Dia menegaskan bahwa FKUB harus menjadi wadah penyelesaian persoalan di Aceh Singkil, sedangkan pemerintah daerah menjadi fasilitatornya.
"FKUB harus duduk bersama dengan pemerintah daerah, tokoh agama dan Kemenag, yang mampu menyelesaikan permasalahan ini tokoh agama, tokoh masyarakat, dan FKUB," ujarnya.
Nifasri menjelaskan, jika dilihat secara umum kondisi kerukunan umat beragama di Aceh Singkil terjalin dengan baik. Apabila memang ada gejolak, menurutnya, hal itu hanya riak kecil yang disebakan karena miskomunikasi.
"Kerukunan umat beragama di Aceh Singkil terjalin dengan baik. Permasalahan kerukunan umat beragama tidak seperti yang beredar di media sosial. Kita harap ada solusi permanen untuk permasalahan ini," ujarnya.

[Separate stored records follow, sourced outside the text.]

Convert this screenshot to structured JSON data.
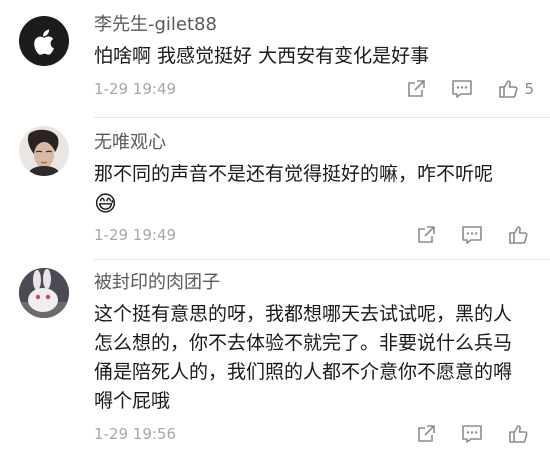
{
  "comments": [
    {
      "username": "李先生-gilet88",
      "content": "怕啥啊 我感觉挺好 大西安有变化是好事",
      "time": "1-29 19:49",
      "likes": "5",
      "avatar_icon": "apple-logo-icon"
    },
    {
      "username": "无唯观心",
      "content": "那不同的声音不是还有觉得挺好的嘛，咋不听呢",
      "emoji": "😅",
      "time": "1-29 19:49",
      "likes": "",
      "avatar_icon": "portrait-avatar"
    },
    {
      "username": "被封印的肉团子",
      "content": "这个挺有意思的呀，我都想哪天去试试呢，黑的人怎么想的，你不去体验不就完了。非要说什么兵马俑是陪死人的，我们照的人都不介意你不愿意的嘚嘚个屁哦",
      "time": "1-29 19:56",
      "likes": "",
      "avatar_icon": "rabbit-avatar"
    }
  ],
  "colors": {
    "meta_text": "#a7a7a7",
    "icon_stroke": "#8c8c8c",
    "divider": "#e6e6e6"
  }
}
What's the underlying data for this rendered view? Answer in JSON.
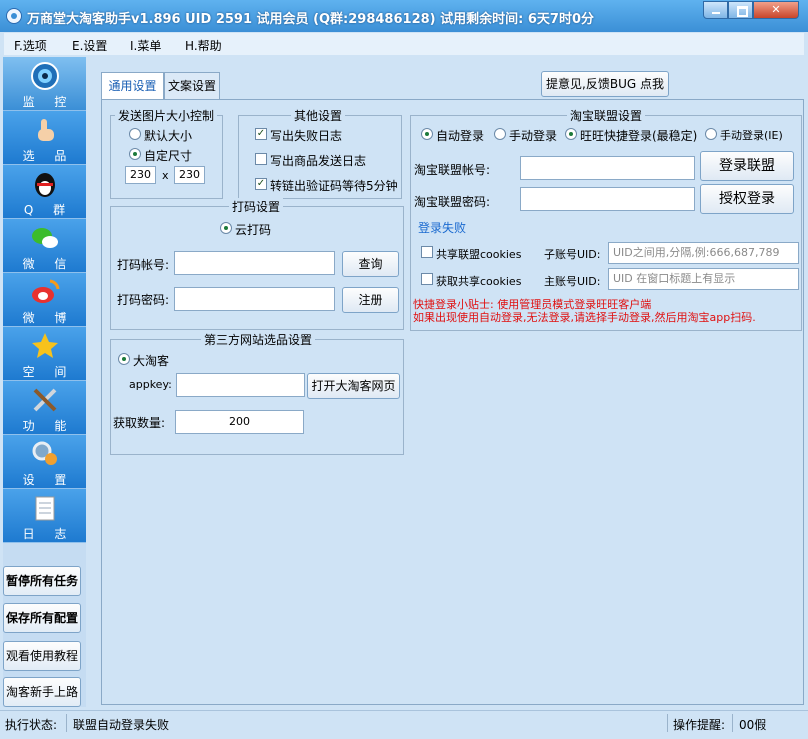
{
  "window": {
    "title": "万商堂大淘客助手v1.896  UID 2591  试用会员  (Q群:298486128) 试用剩余时间: 6天7时0分"
  },
  "menu": [
    "F.选项",
    "E.设置",
    "I.菜单",
    "H.帮助"
  ],
  "sidebar": {
    "nav": [
      "监 控",
      "选 品",
      "Q 群",
      "微 信",
      "微 博",
      "空 间",
      "功 能",
      "设 置",
      "日 志"
    ],
    "buttons": [
      "暂停所有任务",
      "保存所有配置",
      "观看使用教程",
      "淘客新手上路"
    ]
  },
  "tabs": [
    "通用设置",
    "文案设置"
  ],
  "feedback_button": "提意见,反馈BUG 点我",
  "image_size": {
    "title": "发送图片大小控制",
    "option_default": "默认大小",
    "option_custom": "自定尺寸",
    "width": "230",
    "x": "x",
    "height": "230"
  },
  "other": {
    "title": "其他设置",
    "c1": "写出失败日志",
    "c2": "写出商品发送日志",
    "c3": "转链出验证码等待5分钟"
  },
  "captcha": {
    "title": "打码设置",
    "option": "云打码",
    "account_label": "打码帐号:",
    "password_label": "打码密码:",
    "query_button": "查询",
    "register_button": "注册"
  },
  "third": {
    "title": "第三方网站选品设置",
    "option": "大淘客",
    "appkey_label": "appkey:",
    "open_button": "打开大淘客网页",
    "count_label": "获取数量:",
    "count_value": "200"
  },
  "alliance": {
    "title": "淘宝联盟设置",
    "modes": [
      "自动登录",
      "手动登录",
      "旺旺快捷登录(最稳定)",
      "手动登录(IE)"
    ],
    "account_label": "淘宝联盟帐号:",
    "password_label": "淘宝联盟密码:",
    "login_button": "登录联盟",
    "auth_button": "授权登录",
    "status": "登录失败",
    "share_cookies": "共享联盟cookies",
    "sub_uid_label": "子账号UID:",
    "sub_uid_placeholder": "UID之间用,分隔,例:666,687,789",
    "get_cookies": "获取共享cookies",
    "main_uid_label": "主账号UID:",
    "main_uid_placeholder": "UID 在窗口标题上有显示",
    "tip1": "快捷登录小贴士: 使用管理员模式登录旺旺客户端",
    "tip2": "如果出现使用自动登录,无法登录,请选择手动登录,然后用淘宝app扫码."
  },
  "status": {
    "label": "执行状态:",
    "text": "联盟自动登录失败",
    "hint_label": "操作提醒:",
    "hint_value": "00假"
  },
  "colors": {
    "title_bar": "#3b8fd6",
    "nav_active": "#3b8fd6",
    "warning": "#e01010",
    "link": "#1a6ad0"
  }
}
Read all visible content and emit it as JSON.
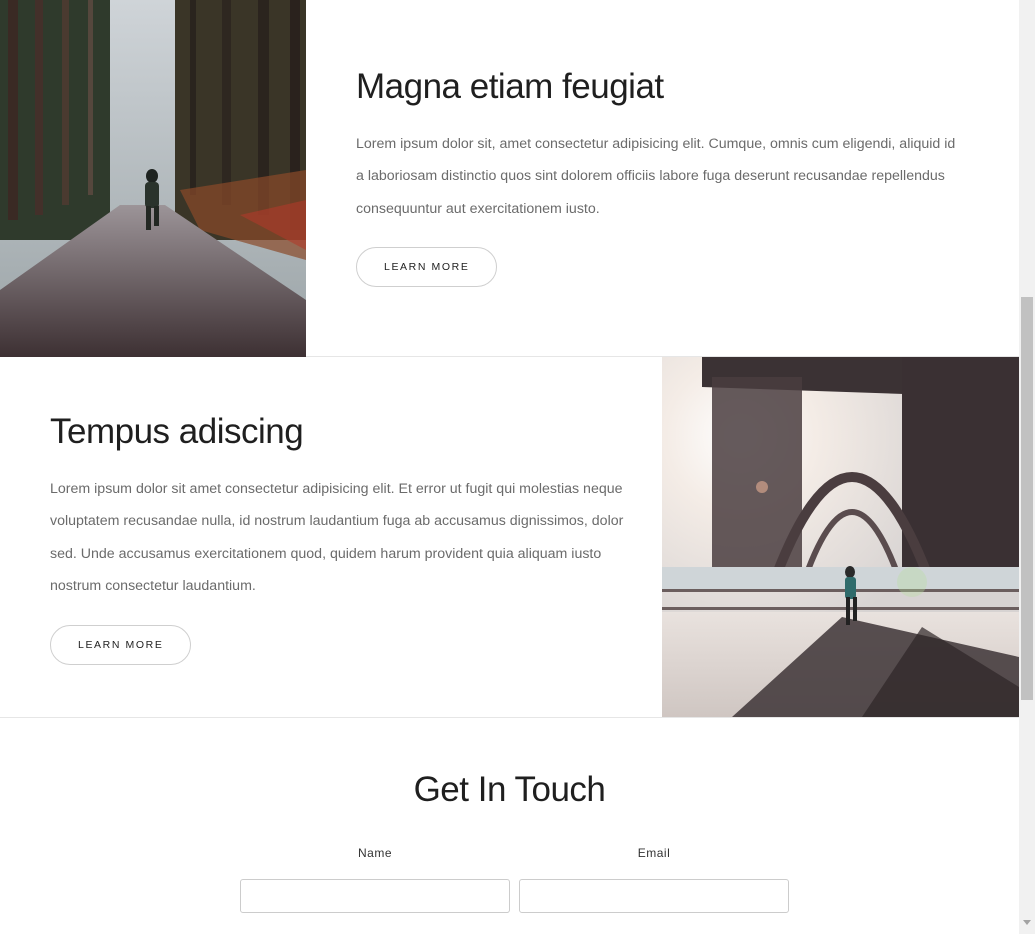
{
  "feature1": {
    "image_alt": "Hiker running on a forest trail",
    "title": "Magna etiam feugiat",
    "body": "Lorem ipsum dolor sit, amet consectetur adipisicing elit. Cumque, omnis cum eligendi, aliquid id a laboriosam distinctio quos sint dolorem officiis labore fuga deserunt recusandae repellendus consequuntur aut exercitationem iusto.",
    "button_label": "LEARN MORE"
  },
  "feature2": {
    "image_alt": "Runner under a steel bridge at sunrise",
    "title": "Tempus adiscing",
    "body": "Lorem ipsum dolor sit amet consectetur adipisicing elit. Et error ut fugit qui molestias neque voluptatem recusandae nulla, id nostrum laudantium fuga ab accusamus dignissimos, dolor sed. Unde accusamus exercitationem quod, quidem harum provident quia aliquam iusto nostrum consectetur laudantium.",
    "button_label": "LEARN MORE"
  },
  "contact": {
    "title": "Get In Touch",
    "name_label": "Name",
    "email_label": "Email",
    "name_value": "",
    "email_value": ""
  }
}
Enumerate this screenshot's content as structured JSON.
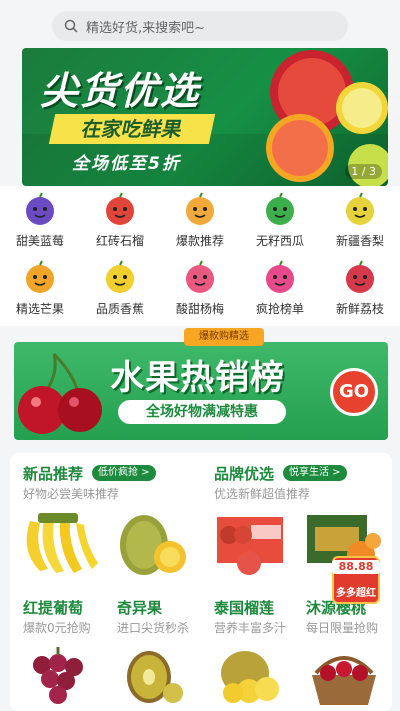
{
  "search": {
    "placeholder": "精选好货,来搜索吧~"
  },
  "banner": {
    "headline": "尖货优选",
    "ribbon": "在家吃鲜果",
    "tagline": "全场低至5折",
    "pager": "1 / 3"
  },
  "categories": [
    {
      "label": "甜美蓝莓",
      "icon": "blueberry-icon",
      "color": "#6a4bc4"
    },
    {
      "label": "红砖石榴",
      "icon": "pomegranate-icon",
      "color": "#e0453a"
    },
    {
      "label": "爆款推荐",
      "icon": "thumbs-up-icon",
      "color": "#f2a93b"
    },
    {
      "label": "无籽西瓜",
      "icon": "watermelon-icon",
      "color": "#3cae4b"
    },
    {
      "label": "新疆香梨",
      "icon": "pear-icon",
      "color": "#e6d23a"
    },
    {
      "label": "精选芒果",
      "icon": "mango-icon",
      "color": "#f0a42a"
    },
    {
      "label": "品质香蕉",
      "icon": "banana-icon",
      "color": "#f2cf2e"
    },
    {
      "label": "酸甜杨梅",
      "icon": "star-fruit-icon",
      "color": "#e9587f"
    },
    {
      "label": "疯抢榜单",
      "icon": "trophy-icon",
      "color": "#e64a8b"
    },
    {
      "label": "新鲜荔枝",
      "icon": "lychee-icon",
      "color": "#d7384a"
    }
  ],
  "promo": {
    "tag": "爆款购精选",
    "title": "水果热销榜",
    "subtitle": "全场好物满减特惠",
    "go": "GO"
  },
  "recommend": {
    "new": {
      "title": "新品推荐",
      "badge": "低价疯抢 >",
      "desc": "好物必尝美味推荐"
    },
    "brand": {
      "title": "品牌优选",
      "badge": "悦享生活 >",
      "desc": "优选新鲜超值推荐"
    },
    "mini": [
      {
        "title": "红提葡萄",
        "desc": "爆款0元抢购"
      },
      {
        "title": "奇异果",
        "desc": "进口尖货秒杀"
      },
      {
        "title": "泰国榴莲",
        "desc": "营养丰富多汁"
      },
      {
        "title": "沐源樱桃",
        "desc": "每日限量抢购"
      }
    ]
  },
  "float_ad": {
    "amount": "88.88",
    "label": "多多超红"
  }
}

Kalau musyawarah dibiasakan di masyarakat kita, selesai masalahnya, apalagi kita bicara soal agama. Agama membawa kebaikan bukan membuat orang bermusuhan, ujarnya lagi.
Kata Nifasri, untuk mencegah munculnya riak-riak dan gesekan di masyarakat maka harus mengedepankan moderasi beragama serta menghormati penganut agama lainnya.
"Moderasi beragama artinya cara pandang kita dalam beragama secara moderat, tidak ekstrim, tidak ekstrim kanan atau ekstrim kiri," katanya.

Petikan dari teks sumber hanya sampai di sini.